The Trump administration will be well advised to focus on new bilateral security programs with Kazakhstan. A former Soviet republic, the Muslim-majority country has long recognized the importance of managing its Islamic values while simultaneously developing its energy infrastructure and vast mineral resources.

First, the United States should restructure the C5+1 format. The C5+1, only a year old, is a platform that brings together the five states of Central Asia (Kazakhstan, Kyrgyzstan, Tajikistan, Turkmenistan, and Uzbekistan) and the United States. The C5+1 has met twice.

The C5+1 needs to be given more priority and necessary leadership. C5+1’s ambitious program needs a retrofit. But there is a larger point: President Barack Obama failed to visit Central Asia during his eight years in office. President-elect Trump should rectify this strategic neglect: any trip to China or Russia should also include a stop in Central Asia.

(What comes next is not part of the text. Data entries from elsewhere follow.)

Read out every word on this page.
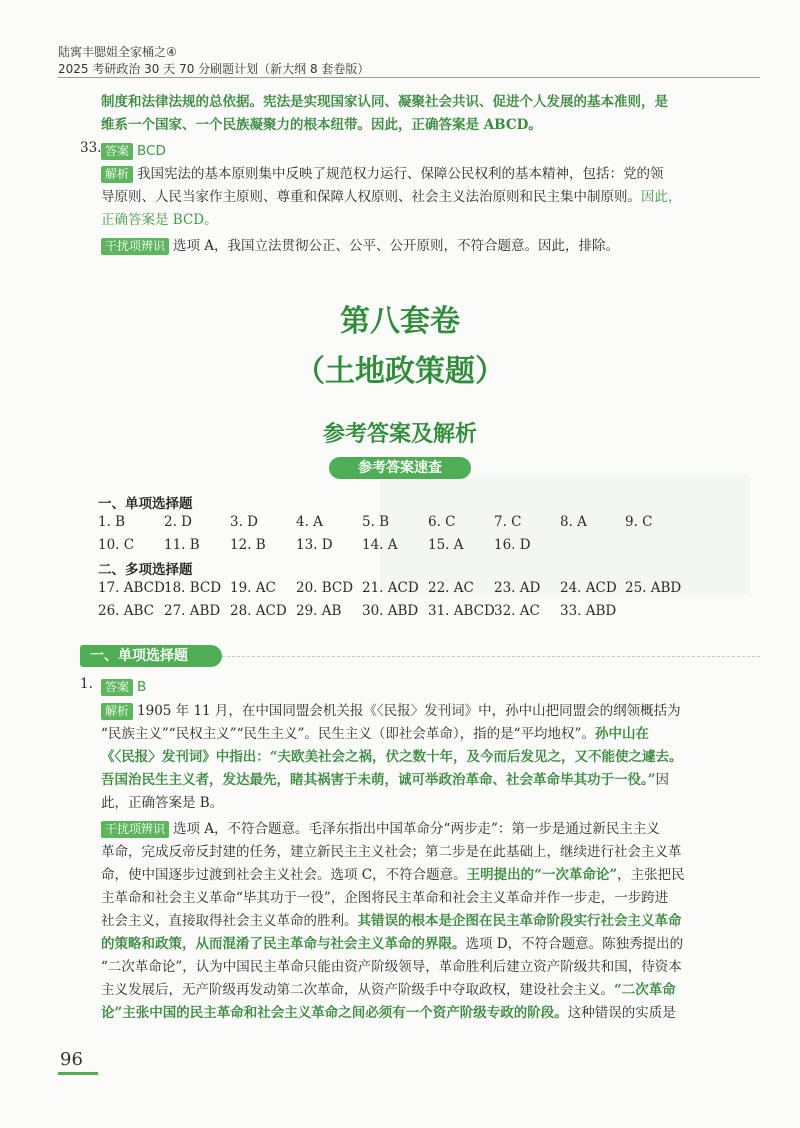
陆寓丰腮姐全家桶之④
2025 考研政治 30 天 70 分刷题计划（新大纲 8 套卷版）
制度和法律法规的总依据。宪法是实现国家认同、凝聚社会共识、促进个人发展的基本准则，是
维系一个国家、一个民族凝聚力的根本纽带。因此，正确答案是 ABCD。
33. 答案 BCD
解析 我国宪法的基本原则集中反映了规范权力运行、保障公民权利的基本精神，包括：党的领
导原则、人民当家作主原则、尊重和保障人权原则、社会主义法治原则和民主集中制原则。因此，
正确答案是 BCD。
干扰项辨识 选项 A，我国立法贯彻公正、公平、公开原则，不符合题意。因此，排除。
第八套卷
（土地政策题）
参考答案及解析
参考答案速查
一、单项选择题
1. B	2. D	3. D	4. A	5. B	6. C	7. C	8. A	9. C
10. C 11. B 12. B 13. D 14. A 15. A 16. D
二、多项选择题
17. ABCD 18. BCD 19. AC 20. BCD 21. ACD 22. AC 23. AD 24. ACD 25. ABD
26. ABC 27. ABD 28. ACD 29. AB 30. ABD 31. ABCD 32. AC 33. ABD
一、单项选择题
1.	答案 B
解析 1905 年 11 月，在中国同盟会机关报《〈民报〉发刊词》中，孙中山把同盟会的纲领概括为
“民族主义”“民权主义”“民生主义”。民生主义（即社会革命），指的是“平均地权”。孙中山在
《〈民报〉发刊词》中指出：“夫欧美社会之祸，伏之数十年，及今而后发见之，又不能使之遽去。
吾国治民生主义者，发达最先，睹其祸害于未萌，诚可举政治革命、社会革命毕其功于一役。”因
此，正确答案是 B。
干扰项辨识 选项 A，不符合题意。毛泽东指出中国革命分“两步走”：第一步是通过新民主主义
革命，完成反帝反封建的任务，建立新民主主义社会；第二步是在此基础上，继续进行社会主义革
命，使中国逐步过渡到社会主义社会。选项 C，不符合题意。王明提出的“一次革命论”，主张把民
主革命和社会主义革命“毕其功于一役”，企图将民主革命和社会主义革命并作一步走，一步跨进
社会主义，直接取得社会主义革命的胜利。其错误的根本是企图在民主革命阶段实行社会主义革命
的策略和政策，从而混淆了民主革命与社会主义革命的界限。选项 D，不符合题意。陈独秀提出的
“二次革命论”，认为中国民主革命只能由资产阶级领导，革命胜利后建立资产阶级共和国，待资本
主义发展后，无产阶级再发动第二次革命，从资产阶级手中夺取政权，建设社会主义。“二次革命
论”主张中国的民主革命和社会主义革命之间必须有一个资产阶级专政的阶段。这种错误的实质是
96
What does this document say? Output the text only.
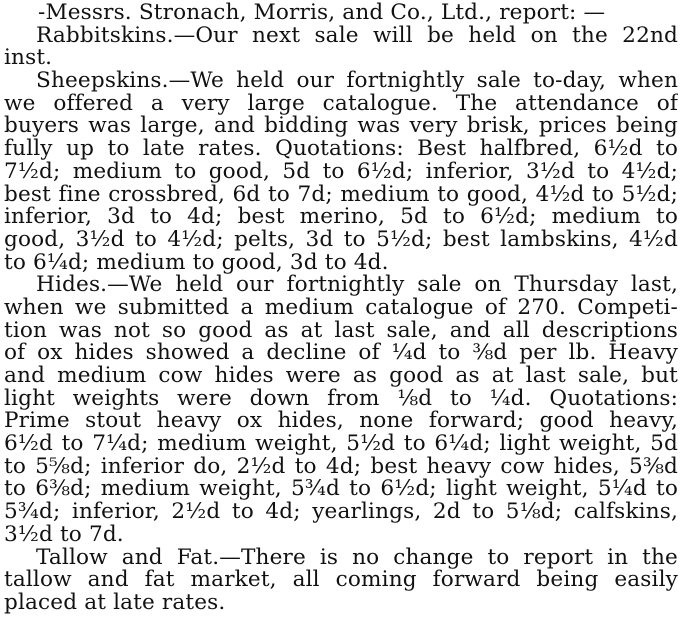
-Messrs. Stronach, Morris, and Co., Ltd., report: —
Rabbitskins.—Our next sale will be held on the 22nd
inst.
Sheepskins.—We held our fortnightly sale to-day, when
we offered a very large catalogue. The attendance of
buyers was large, and bidding was very brisk, prices being
fully up to late rates. Quotations: Best halfbred, 6½d to
7½d; medium to good, 5d to 6½d; inferior, 3½d to 4½d;
best fine crossbred, 6d to 7d; medium to good, 4½d to 5½d;
inferior, 3d to 4d; best merino, 5d to 6½d; medium to
good, 3½d to 4½d; pelts, 3d to 5½d; best lambskins, 4½d
to 6¼d; medium to good, 3d to 4d.
Hides.—We held our fortnightly sale on Thursday last,
when we submitted a medium catalogue of 270. Competi-
tion was not so good as at last sale, and all descriptions
of ox hides showed a decline of ¼d to ⅜d per lb. Heavy
and medium cow hides were as good as at last sale, but
light weights were down from ⅛d to ¼d. Quotations:
Prime stout heavy ox hides, none forward; good heavy,
6½d to 7¼d; medium weight, 5½d to 6¼d; light weight, 5d
to 5⅝d; inferior do, 2½d to 4d; best heavy cow hides, 5⅜d
to 6⅜d; medium weight, 5¾d to 6½d; light weight, 5¼d to
5¾d; inferior, 2½d to 4d; yearlings, 2d to 5⅛d; calfskins,
3½d to 7d.
Tallow and Fat.—There is no change to report in the
tallow and fat market, all coming forward being easily
placed at late rates.
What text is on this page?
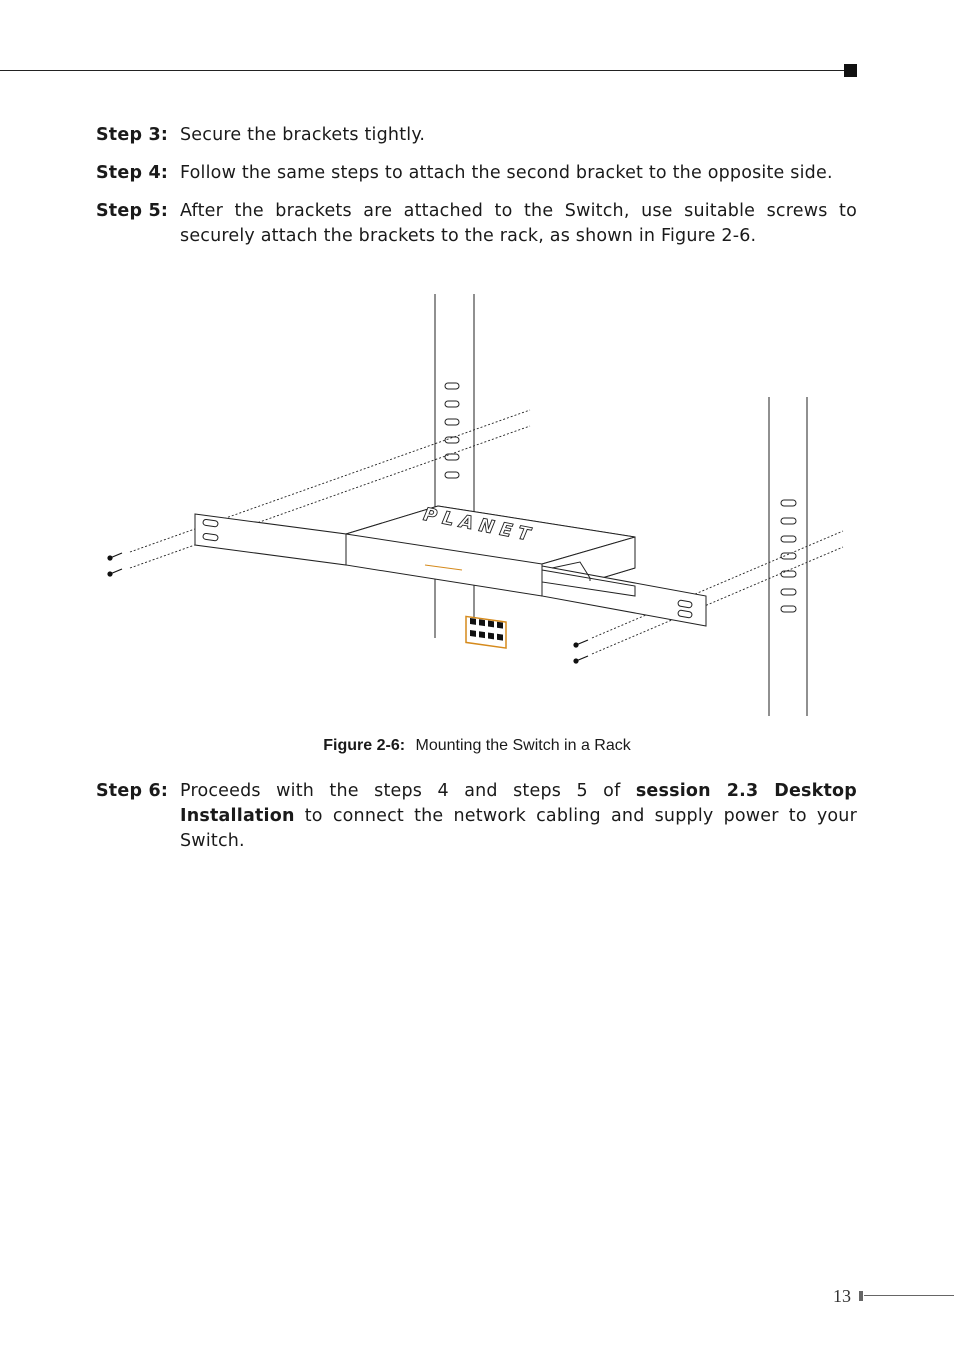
Step 3: Secure the brackets tightly.
Step 4: Follow the same steps to attach the second bracket to the opposite side.
Step 5: After the brackets are attached to the Switch, use suitable screws to securely attach the brackets to the rack, as shown in Figure 2-6.
PLANET
Figure 2-6: Mounting the Switch in a Rack
Step 6: Proceeds with the steps 4 and steps 5 of session 2.3 Desktop Installation to connect the network cabling and supply power to your Switch.
13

Second, Kazakhstan should become one of the key U.S. security partners in the region by revisiting CENTRASBAT, or the Central Asian Battalion.

In 1996, the United States helped to established CENTRASBAT, which was supposed to strengthen the military-to-military relationships and regional security through joint peacekeeping.

Unfortunately, CENTRASBAT suffered from neglect as a flagging of American engagement moved Afghanistan to the back burner. A new plan that gives CENTRASBAT a sharp, cutting-edge counter-terrorism mission is necessary. The requirements for combating terrorist activity and ideology will require thinking out of the box, including countering radical ideology and propaganda. A new bilateral security relationship is needed between Washington and Astana.

The United States should also expand diplomatic cooperation with Kazakhstan, which plays an important founding role in the Russian-led Collective Security Treaty Organization (CSTO) and the Shanghai Cooperation Organization (SCO). However, most valuable to Washington is Astana’s ability to work with all great powers and international organizations, including the U.N., where Kazakhstan is to become a non-permanent Security Council member as of January 2017.
On the international stage, Kazakhstan, under President Nursultan Nazarbayev’s tutelage, has also chaired the Organization for Security and Cooperation (OSCE) in 2010 as well as the Organization of Islamic Cooperation (OIC) in 2011.

Let’s not forget that Nazarbayev promoted his own vision of security with the Conference on Interaction and Confidence-Building Measures in Asia (CICA), which is a possible mechanism for bringing together countries.

On the economic front, international attention will be focused on the China-led historic One Belt, One Road (OBOR) initiative. It is the reinvention of the historic Silk Road, the future massive infrastructure projects, where new ports, pipelines and highways are creating new supply chain routes across Central Asia, tying China and Europe.

Overall, the United States is going to improve its own and its allies’ security through partnership and cooperation, not by withdrawing behind the two oceans. And it is through positive engagement in the fight against terrorism that Washington can and should engage Moscow in a positive way.

The Trump administration needs to recognize Kazakhstan as the nexus of Eurasia, the crossroads where both strategic and transactional relationships can be built in America’s interests.